Implementations may choose areas with lower size in one dimension. For example, if the requested fragment area is (1,4), an implementation may clamp to (2,2) because it has the same area. The selected density must be higher, but this allows an implementation to render a dimension at a lower resolution.

Implementations may fetch additional density map texels around a window, selecting a fragment size for an entire region. This might result in different results than one would expect. For example, this image shows how the same fragment density map sample is interpreted by two GPUs.

This first image shows the fragment density map attachment specified in the sample:

This second image shows the result on a Mali G715 GPU:

As observed, the attachment is composited of a series of inner circles of different values:

The innermost circle has a density of (1.0, 1.0), corresponding to 1×1.
The second circle has densities of (1.0, 0.5) and (0.5, 1.0). This corresponds to desired sizes of 1×2 and 2×1, but the current implementation selects a higher density (smaller fragment size) of 1×1.
The third circle has a density of (0.5, 0.5), corresponding to 2×2.
The fourth circle has densities of (0.5, 0.25) and (0.25, 0.5), corresponding to 2×4 and 4×2. The implementation is selecting a higher density of 2×2.
The periphery has a density of (0.25, 0.25), corresponding to a fragment size of 4×4.
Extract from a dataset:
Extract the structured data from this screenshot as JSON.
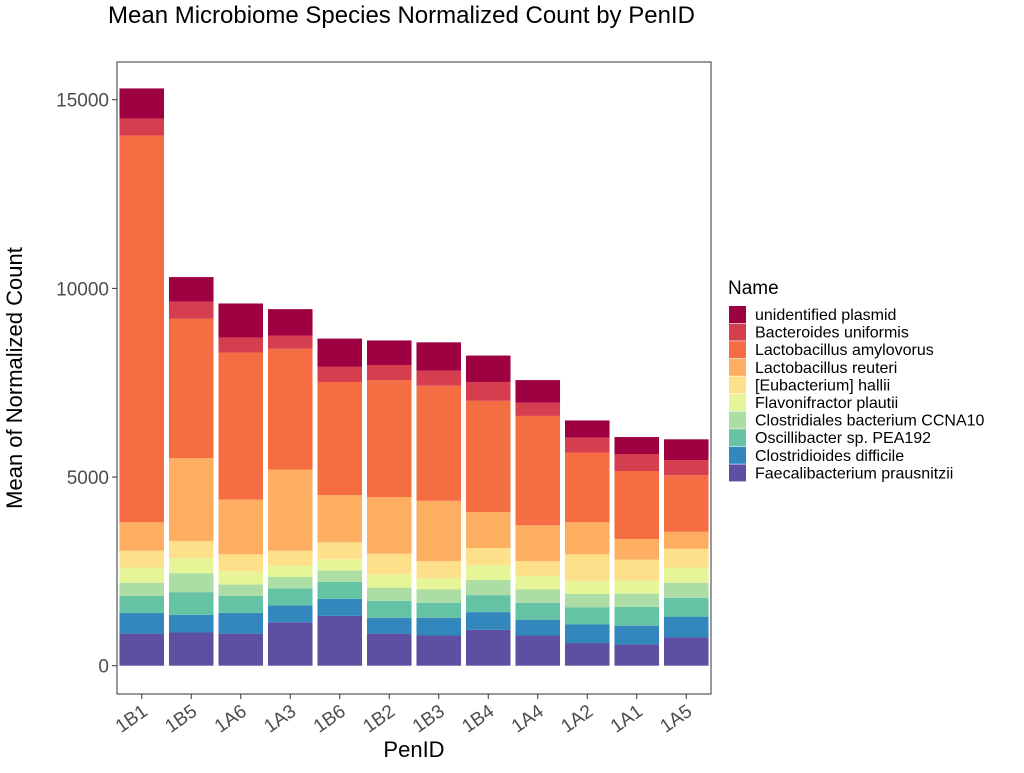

This attachment emulates foveated rendering: the gaze-centered region (eye center) is in focus and rendered at higher resolution, while the periphery is out of focus and rendered with less detail.

Sampler

Images that interact with fragment density map must be sampled with a specially configured sampler:

VkSamplerCreateInfo sampler_create_info{
    .sType                   = VK_STRUCTURE_TYPE_SAMPLER_CREATE_INFO,
    .pNext                   = nullptr,
    .flags                   = VK_SAMPLER_CREATE_SUBSAMPLED_BIT_EXT,
    .minFilter               = VK_FILTER_NEAREST,
    .magFilter               = VK_FILTER_NEAREST,
    .mipmapMode              = VK_SAMPLER_MIPMAP_MODE_NEAREST,
    .addressModeU            = VK_SAMPLER_ADDRESS_MODE_CLAMP_TO_EDGE,
    .addressModeV            = VK_SAMPLER_ADDRESS_MODE_CLAMP_TO_EDGE,
    .addressModeW            = VK_SAMPLER_ADDRESS_MODE_CLAMP_TO_EDGE,
    .mipLodBias              = 0.0f,
    .anisotropyEnable        = VK_FALSE,
    .maxAnisotropy           = 0.0f,
    .compareEnable           = VK_FALSE,
    .compareOp               = VK_COMPARE_OP_ALWAYS,
    .unnormalizedCoordinates = VK_FALSE,
    // ...
};

The most important fields are .flags, .minFilter, .magFilter, and .mipmapMode. The sampler used to read subsampled images must match these settings exactly. Use this sampler for any image influenced by fragment density map.

Conclusion

VK_EXT_fragment_density_map is particularly effective with VR and VK_KHR_multiview, enabling techniques like foveated rendering that reduce peripheral shading work while preserving perceived quality.

However, we suggest that developers also consider Fragment Shading Rate (VK_KHR_fragment_shading_rate), which generally offers broader device support, simpler setup, more options, and greater control when specifying where lower shading rates apply.